On Mar 22, 5:06 am, David Walker <d.a.wal... from sheffield.ac.uk> wrote:
> "Algae yields have not yet been accurately determined, but DOE is
> reported as saying that algae yield 30 times more energy per acre than
> land crops such as soybeans, and some estimate even higher yields up to
> 15000 gpa"
>> I read statements such as the above with increasing scepticism. Does
> anyone have verifiable figures (in tons per acre per year) of biomass
> for algae such as Chlorella or Spirulina ?
Other people have questioned this number (reference 1) and thought is
was incorrect. The origin seems to be from a 1998 DOE report
summarizing research on biodiesel from algae from 1978 to 1996
(reference 2). The report noted
"microalgae are capable of producing 30 times the amount of oil per
unit area of land, compared to terrestrial oilseed crops"
but provided no reference for that claim.
Under open pond conditions, DOE research found a maximum daily yield
of 50 g dry matter per square meter per day but long term productivity
of only 10. They also noted that low temperatures in the New Mexico
desert greatly limited algae productivity in open ponds.
The research in the Executive Summary of the DOE report is
surprisingly preliminary. They grew algae and measured productivity
but there was no mention of an actual pilot algae biodiesel project to
determine just how much biodiesel could be produced per hectare per
year outdoors in the open ponds.
It also appears that the enticing figure of 60% oil content for some
algae species only occurs under silicon-deficient or nitrogen-
deficient conditions, so is misleading. Mineral nutrient deficiencies
would lower the overall oil production of the algae.
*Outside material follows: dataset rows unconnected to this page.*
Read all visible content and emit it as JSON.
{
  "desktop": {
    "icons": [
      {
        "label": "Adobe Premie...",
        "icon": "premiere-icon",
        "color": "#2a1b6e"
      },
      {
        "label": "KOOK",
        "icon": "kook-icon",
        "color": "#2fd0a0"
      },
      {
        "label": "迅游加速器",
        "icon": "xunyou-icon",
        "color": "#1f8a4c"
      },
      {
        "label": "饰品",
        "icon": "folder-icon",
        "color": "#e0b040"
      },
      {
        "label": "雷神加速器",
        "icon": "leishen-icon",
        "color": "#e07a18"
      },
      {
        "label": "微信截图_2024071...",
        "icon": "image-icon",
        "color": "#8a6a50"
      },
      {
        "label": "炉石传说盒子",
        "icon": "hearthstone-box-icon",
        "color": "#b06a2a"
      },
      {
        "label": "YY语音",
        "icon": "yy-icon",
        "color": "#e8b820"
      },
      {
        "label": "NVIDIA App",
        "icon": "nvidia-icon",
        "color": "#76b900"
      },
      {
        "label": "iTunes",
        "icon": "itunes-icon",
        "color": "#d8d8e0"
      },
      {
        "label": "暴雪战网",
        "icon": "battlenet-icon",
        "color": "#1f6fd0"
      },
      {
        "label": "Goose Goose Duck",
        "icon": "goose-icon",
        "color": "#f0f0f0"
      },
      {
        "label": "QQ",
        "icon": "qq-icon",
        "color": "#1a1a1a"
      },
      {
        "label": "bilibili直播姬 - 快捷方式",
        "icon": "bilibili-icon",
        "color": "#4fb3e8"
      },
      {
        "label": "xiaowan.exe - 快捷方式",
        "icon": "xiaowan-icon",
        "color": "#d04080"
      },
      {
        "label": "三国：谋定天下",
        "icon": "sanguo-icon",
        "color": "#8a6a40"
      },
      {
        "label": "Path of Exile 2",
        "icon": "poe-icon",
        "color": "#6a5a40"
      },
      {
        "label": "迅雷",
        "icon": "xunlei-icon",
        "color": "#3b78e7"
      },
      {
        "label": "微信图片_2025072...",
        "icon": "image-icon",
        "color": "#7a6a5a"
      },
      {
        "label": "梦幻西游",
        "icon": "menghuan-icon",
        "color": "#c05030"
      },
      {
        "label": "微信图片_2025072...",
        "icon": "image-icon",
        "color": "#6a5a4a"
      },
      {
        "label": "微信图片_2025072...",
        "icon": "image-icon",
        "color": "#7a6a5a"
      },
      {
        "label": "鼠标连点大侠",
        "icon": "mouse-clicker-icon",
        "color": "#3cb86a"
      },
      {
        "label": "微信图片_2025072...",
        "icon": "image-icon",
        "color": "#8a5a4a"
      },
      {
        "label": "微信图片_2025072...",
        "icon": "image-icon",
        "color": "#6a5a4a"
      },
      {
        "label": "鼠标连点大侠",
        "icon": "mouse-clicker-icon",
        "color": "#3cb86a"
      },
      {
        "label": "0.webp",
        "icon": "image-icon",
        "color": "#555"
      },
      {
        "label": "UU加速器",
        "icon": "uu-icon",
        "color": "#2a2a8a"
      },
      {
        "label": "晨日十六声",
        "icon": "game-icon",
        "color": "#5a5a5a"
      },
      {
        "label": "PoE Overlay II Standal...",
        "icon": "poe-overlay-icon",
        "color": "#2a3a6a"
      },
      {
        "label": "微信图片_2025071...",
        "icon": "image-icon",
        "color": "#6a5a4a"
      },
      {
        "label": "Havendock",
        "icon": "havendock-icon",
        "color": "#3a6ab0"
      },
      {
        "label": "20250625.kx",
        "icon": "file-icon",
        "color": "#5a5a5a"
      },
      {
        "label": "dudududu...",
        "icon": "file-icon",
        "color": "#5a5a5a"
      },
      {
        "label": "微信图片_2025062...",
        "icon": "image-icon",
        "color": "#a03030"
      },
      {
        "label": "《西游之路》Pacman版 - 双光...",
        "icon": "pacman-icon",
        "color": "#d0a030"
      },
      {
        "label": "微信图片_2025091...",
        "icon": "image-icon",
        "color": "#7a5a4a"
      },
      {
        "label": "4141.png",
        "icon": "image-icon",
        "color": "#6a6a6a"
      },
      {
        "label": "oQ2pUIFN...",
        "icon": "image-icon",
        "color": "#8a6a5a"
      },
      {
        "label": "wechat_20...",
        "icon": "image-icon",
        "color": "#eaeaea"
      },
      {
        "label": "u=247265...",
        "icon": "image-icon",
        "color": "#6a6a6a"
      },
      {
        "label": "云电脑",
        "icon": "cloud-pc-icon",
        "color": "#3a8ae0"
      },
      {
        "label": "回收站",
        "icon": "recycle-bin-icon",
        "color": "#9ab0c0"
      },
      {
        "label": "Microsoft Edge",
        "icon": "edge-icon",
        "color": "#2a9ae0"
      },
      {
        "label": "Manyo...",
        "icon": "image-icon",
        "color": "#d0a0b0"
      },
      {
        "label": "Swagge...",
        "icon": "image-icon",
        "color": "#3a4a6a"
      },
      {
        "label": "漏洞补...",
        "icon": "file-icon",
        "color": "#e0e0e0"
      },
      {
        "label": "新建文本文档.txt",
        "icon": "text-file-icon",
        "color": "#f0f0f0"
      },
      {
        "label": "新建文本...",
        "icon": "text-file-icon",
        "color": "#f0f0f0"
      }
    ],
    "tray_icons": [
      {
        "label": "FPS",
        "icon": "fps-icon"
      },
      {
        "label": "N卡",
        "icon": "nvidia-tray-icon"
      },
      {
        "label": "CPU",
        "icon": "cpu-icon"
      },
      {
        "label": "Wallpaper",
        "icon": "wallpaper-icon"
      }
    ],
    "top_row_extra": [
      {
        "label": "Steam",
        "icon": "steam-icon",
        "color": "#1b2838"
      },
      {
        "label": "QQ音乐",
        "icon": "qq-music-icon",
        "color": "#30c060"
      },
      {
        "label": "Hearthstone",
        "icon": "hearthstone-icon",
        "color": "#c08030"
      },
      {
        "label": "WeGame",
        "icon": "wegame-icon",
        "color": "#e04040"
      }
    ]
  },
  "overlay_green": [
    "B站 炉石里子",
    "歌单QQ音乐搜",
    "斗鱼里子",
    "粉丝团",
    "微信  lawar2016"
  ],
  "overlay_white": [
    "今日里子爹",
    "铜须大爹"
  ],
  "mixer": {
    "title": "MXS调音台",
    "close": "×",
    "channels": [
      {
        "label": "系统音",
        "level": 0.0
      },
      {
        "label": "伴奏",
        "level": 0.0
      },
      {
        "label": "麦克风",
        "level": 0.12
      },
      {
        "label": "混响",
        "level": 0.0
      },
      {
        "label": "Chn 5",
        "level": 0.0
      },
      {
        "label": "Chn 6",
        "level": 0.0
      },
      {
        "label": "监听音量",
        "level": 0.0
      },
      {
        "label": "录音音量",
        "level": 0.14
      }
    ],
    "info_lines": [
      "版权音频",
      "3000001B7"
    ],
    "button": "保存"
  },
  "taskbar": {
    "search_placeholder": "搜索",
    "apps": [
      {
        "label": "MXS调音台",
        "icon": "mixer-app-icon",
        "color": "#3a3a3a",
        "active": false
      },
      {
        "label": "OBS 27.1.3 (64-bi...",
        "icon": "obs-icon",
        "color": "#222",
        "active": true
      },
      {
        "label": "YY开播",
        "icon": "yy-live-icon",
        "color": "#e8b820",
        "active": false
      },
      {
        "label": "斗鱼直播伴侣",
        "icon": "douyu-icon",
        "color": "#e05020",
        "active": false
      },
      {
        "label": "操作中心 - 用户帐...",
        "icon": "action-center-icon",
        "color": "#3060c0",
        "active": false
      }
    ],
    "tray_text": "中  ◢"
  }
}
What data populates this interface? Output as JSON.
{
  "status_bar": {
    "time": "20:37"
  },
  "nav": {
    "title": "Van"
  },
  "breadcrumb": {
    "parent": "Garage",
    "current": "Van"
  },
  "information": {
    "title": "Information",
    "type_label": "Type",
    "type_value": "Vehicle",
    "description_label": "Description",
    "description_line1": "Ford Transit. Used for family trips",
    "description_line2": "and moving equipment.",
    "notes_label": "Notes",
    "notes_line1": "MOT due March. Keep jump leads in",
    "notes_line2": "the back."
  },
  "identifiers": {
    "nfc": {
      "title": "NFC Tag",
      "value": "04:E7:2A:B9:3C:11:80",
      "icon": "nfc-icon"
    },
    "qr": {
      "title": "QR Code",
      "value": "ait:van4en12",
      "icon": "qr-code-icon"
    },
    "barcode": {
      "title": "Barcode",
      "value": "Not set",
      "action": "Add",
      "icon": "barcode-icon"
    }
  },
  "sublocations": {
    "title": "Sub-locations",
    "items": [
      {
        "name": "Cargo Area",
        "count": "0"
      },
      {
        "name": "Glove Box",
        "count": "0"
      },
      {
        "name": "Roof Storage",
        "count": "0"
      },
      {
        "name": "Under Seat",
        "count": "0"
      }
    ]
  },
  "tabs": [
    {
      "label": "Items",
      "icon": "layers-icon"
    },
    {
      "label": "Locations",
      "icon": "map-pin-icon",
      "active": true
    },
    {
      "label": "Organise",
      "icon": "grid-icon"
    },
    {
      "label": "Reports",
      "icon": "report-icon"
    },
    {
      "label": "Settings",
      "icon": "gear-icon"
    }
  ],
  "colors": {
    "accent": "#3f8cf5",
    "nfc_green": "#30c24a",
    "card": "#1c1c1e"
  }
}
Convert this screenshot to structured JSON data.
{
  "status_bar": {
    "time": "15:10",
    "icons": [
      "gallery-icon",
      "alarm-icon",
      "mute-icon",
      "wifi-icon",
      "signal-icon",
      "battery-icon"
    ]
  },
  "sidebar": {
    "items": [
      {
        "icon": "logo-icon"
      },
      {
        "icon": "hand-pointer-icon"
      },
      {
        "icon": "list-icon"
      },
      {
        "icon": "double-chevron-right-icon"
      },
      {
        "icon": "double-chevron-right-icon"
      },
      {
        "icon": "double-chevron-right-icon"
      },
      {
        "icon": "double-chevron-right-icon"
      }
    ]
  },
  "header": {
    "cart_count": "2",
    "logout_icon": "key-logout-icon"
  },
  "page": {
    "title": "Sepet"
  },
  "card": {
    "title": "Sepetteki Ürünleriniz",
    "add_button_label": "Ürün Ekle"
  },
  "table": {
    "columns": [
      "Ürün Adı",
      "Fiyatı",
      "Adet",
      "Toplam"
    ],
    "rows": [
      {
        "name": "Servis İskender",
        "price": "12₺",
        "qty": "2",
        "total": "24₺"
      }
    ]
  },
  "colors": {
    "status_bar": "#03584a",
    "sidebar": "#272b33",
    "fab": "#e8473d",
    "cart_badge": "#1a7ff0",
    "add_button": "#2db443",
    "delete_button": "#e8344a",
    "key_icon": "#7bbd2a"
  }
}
The statement you quoted is contradictory because if algae yields have
not been "accurately determined" it could not be known that algae
yields are 30 times better than soybean. It is likely that the DOE
used rose-colored glasses to get the most optimistic prediction
possible. To do this one could take the highest daily algae yield
(i.e. 50 g per square meter per day) and extrapolate to long term
field conditions. To make as big a difference as possible one could
compare an average soybean yield with one crop per year to continuous
algae culture under optimal conditions. The productivity difference
between the two is magnified greatly because the soybean field is
fallow more than half the year. They may have also have used the
misleading 60% oil content figure for algae. Soybean is only about 15
to 20% oil and that for just the seed, not the entire organism as in
There is a lot of hype associated with biofuels. The Bush
Administration has so politicized U.S. government science agencies
that one can no longer believe everything that they report. The U.S.
corn ethanol program is clearly a boondoggle. Dr. Tad Patzek of the
University of California, Berkeley and Professor David Pimentel of
Cornell have carefully analyzed the energy cost of converting corn
grain to ethanol. Pimentel concluded "It takes more [fossil fuel]
energy to make ethanol from grain than the combustion of ethanol
produces." (reference 3).
David R. Hershey
1. 2004. Algae as a biomass source.
2. 1998. A Look Back at the U.S. Department of Energy's Aquatic
Species Program: Biodiesel from Algae.
3. 2001. Ethanol fuel from corn faulted as 'unsustainable subsidized
food burning' in analysis by Cornell scientist.